In 1937 Vladimir Nabokov described the perfect novel during a lecture in Paris which he delivered to an audience including, rather Nabokovianly, the Hungarian football team:
What an exciting experience it would be to follow the adventures of an idea through the ages. With no wordplay intended, I daresay this would be the ideal novel: we would really see the abstract image, perfectly limpid and unencumbered by humanity’s dust.
Miss Herbert, Adam Thirlwell tells us, is an attempt at Nabokov’s ideal novel — ‘which is not really a novel’. It is a book about novelists and their work, in which we are given themes, motifs and a fairly large caveat: ‘It just has no plot, no fiction, and no finale.’
So what is it, exactly? You could say it was a book of clever-informal criticism, which firstly argues that, over time, avant-garde writers have achieved a greater truth than straightforward realists, and which secondly asks whether style can be translated. Therefore, you might file this on the criticism shelf — between Albert Thibaudet and Anthony Thwaite — and stop worrying.

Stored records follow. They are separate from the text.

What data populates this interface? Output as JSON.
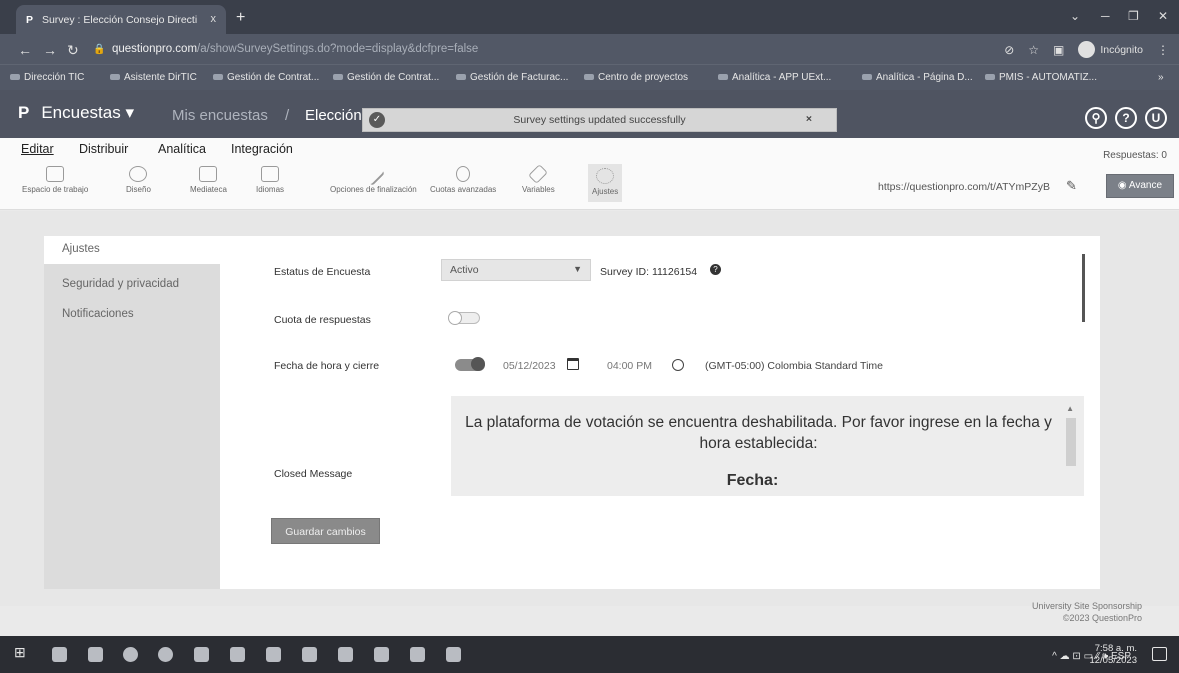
{
  "browser": {
    "tab_title": "Survey : Elección Consejo Directi",
    "tab_favicon": "P",
    "tab_close": "x",
    "new_tab": "+",
    "url_main": "questionpro.com",
    "url_rest": "/a/showSurveySettings.do?mode=display&dcfpre=false",
    "incognito_label": "Incógnito",
    "bookmarks": [
      "Dirección TIC",
      "Asistente DirTIC",
      "Gestión de Contrat...",
      "Gestión de Contrat...",
      "Gestión de Facturac...",
      "Centro de proyectos",
      "Analítica - APP UExt...",
      "Analítica - Página D...",
      "PMIS - AUTOMATIZ..."
    ]
  },
  "header": {
    "logo": "P",
    "product": "Encuestas ▾",
    "crumb1": "Mis encuestas",
    "crumb_sep": "/",
    "crumb2": "Elección",
    "toast": "Survey settings updated successfully",
    "toast_close": "×",
    "icons": [
      "search-icon",
      "help-icon",
      "user-icon"
    ],
    "user_initial": "U"
  },
  "menu": {
    "items": [
      "Editar",
      "Distribuir",
      "Analítica",
      "Integración"
    ],
    "active": "Editar",
    "responses": "Respuestas: 0"
  },
  "toolbar": {
    "tools": [
      "Espacio de trabajo",
      "Diseño",
      "Mediateca",
      "Idiomas",
      "Opciones de finalización",
      "Cuotas avanzadas",
      "Variables",
      "Ajustes"
    ],
    "selected": "Ajustes",
    "short_link": "https://questionpro.com/t/ATYmPZyB",
    "preview_label": "◉ Avance"
  },
  "sidebar": {
    "items": [
      "Ajustes",
      "Seguridad y privacidad",
      "Notificaciones"
    ],
    "selected": "Ajustes"
  },
  "settings": {
    "status_label": "Estatus de Encuesta",
    "status_value": "Activo",
    "survey_id_label": "Survey ID:",
    "survey_id_value": "11126154",
    "quota_label": "Cuota de respuestas",
    "quota_enabled": false,
    "close_label": "Fecha de hora y cierre",
    "close_enabled": true,
    "close_date": "05/12/2023",
    "close_time": "04:00 PM",
    "timezone": "(GMT-05:00) Colombia Standard Time",
    "closed_message_label": "Closed Message",
    "closed_message_text": "La plataforma de votación se encuentra deshabilitada. Por favor ingrese en la fecha y hora establecida:",
    "closed_message_heading": "Fecha:",
    "save_label": "Guardar cambios"
  },
  "footer": {
    "line1": "University Site Sponsorship",
    "line2": "©2023 QuestionPro"
  },
  "taskbar": {
    "tray_text": "^ ☁ ⊡ ▭ ⁄⁄ 🕪 ESP",
    "time": "7:58 a. m.",
    "date": "12/05/2023"
  }
}
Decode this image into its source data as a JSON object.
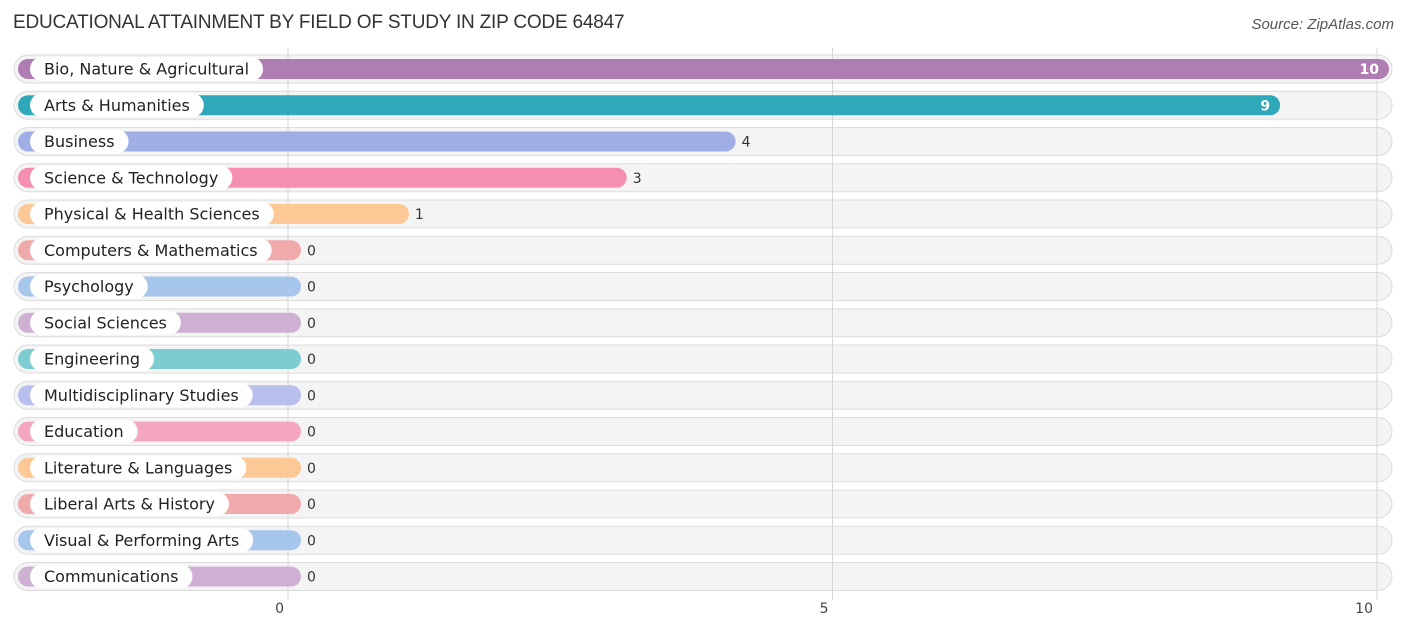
{
  "header": {
    "title": "EDUCATIONAL ATTAINMENT BY FIELD OF STUDY IN ZIP CODE 64847",
    "source": "Source: ZipAtlas.com"
  },
  "chart_data": {
    "type": "bar",
    "orientation": "horizontal",
    "title": "EDUCATIONAL ATTAINMENT BY FIELD OF STUDY IN ZIP CODE 64847",
    "xlabel": "",
    "ylabel": "",
    "xlim": [
      0,
      10
    ],
    "xticks": [
      0,
      5,
      10
    ],
    "grid": true,
    "categories": [
      "Bio, Nature & Agricultural",
      "Arts & Humanities",
      "Business",
      "Science & Technology",
      "Physical & Health Sciences",
      "Computers & Mathematics",
      "Psychology",
      "Social Sciences",
      "Engineering",
      "Multidisciplinary Studies",
      "Education",
      "Literature & Languages",
      "Liberal Arts & History",
      "Visual & Performing Arts",
      "Communications"
    ],
    "values": [
      10,
      9,
      4,
      3,
      1,
      0,
      0,
      0,
      0,
      0,
      0,
      0,
      0,
      0,
      0
    ],
    "colors": [
      "#b07db3",
      "#2fa9b9",
      "#a0aee6",
      "#f58fb0",
      "#fbc896",
      "#f0aaab",
      "#a7c6ec",
      "#cdb0d2",
      "#7dccd1",
      "#b8bfec",
      "#f5a7c2",
      "#fbc896",
      "#f0aaab",
      "#a7c6ec",
      "#cdb0d2"
    ]
  }
}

But that wouldn’t do. Annoyingly, you cannot deny that Miss Herbert, despite having no characters or plot, and despite not being fictional (at least until Thirlwell translates a Nabokov short story at the end), has an almost indefinably novelistic whiff which stops it from being pure criticism. Although its content is factual, its flow is like that of experimental fiction — only here the asides, rewinds and fast-forwards are all about literature. Therefore it must come off the criticism shelf, and perhaps remain undefined.
The woman of the title was Juliet Herbert, governess to Flaubert’s niece. She taught Flaubert English by helping him translate Byron’s ‘The Prisoner of Chillon’ into French, and then by helping him translate Madame Bovary into English.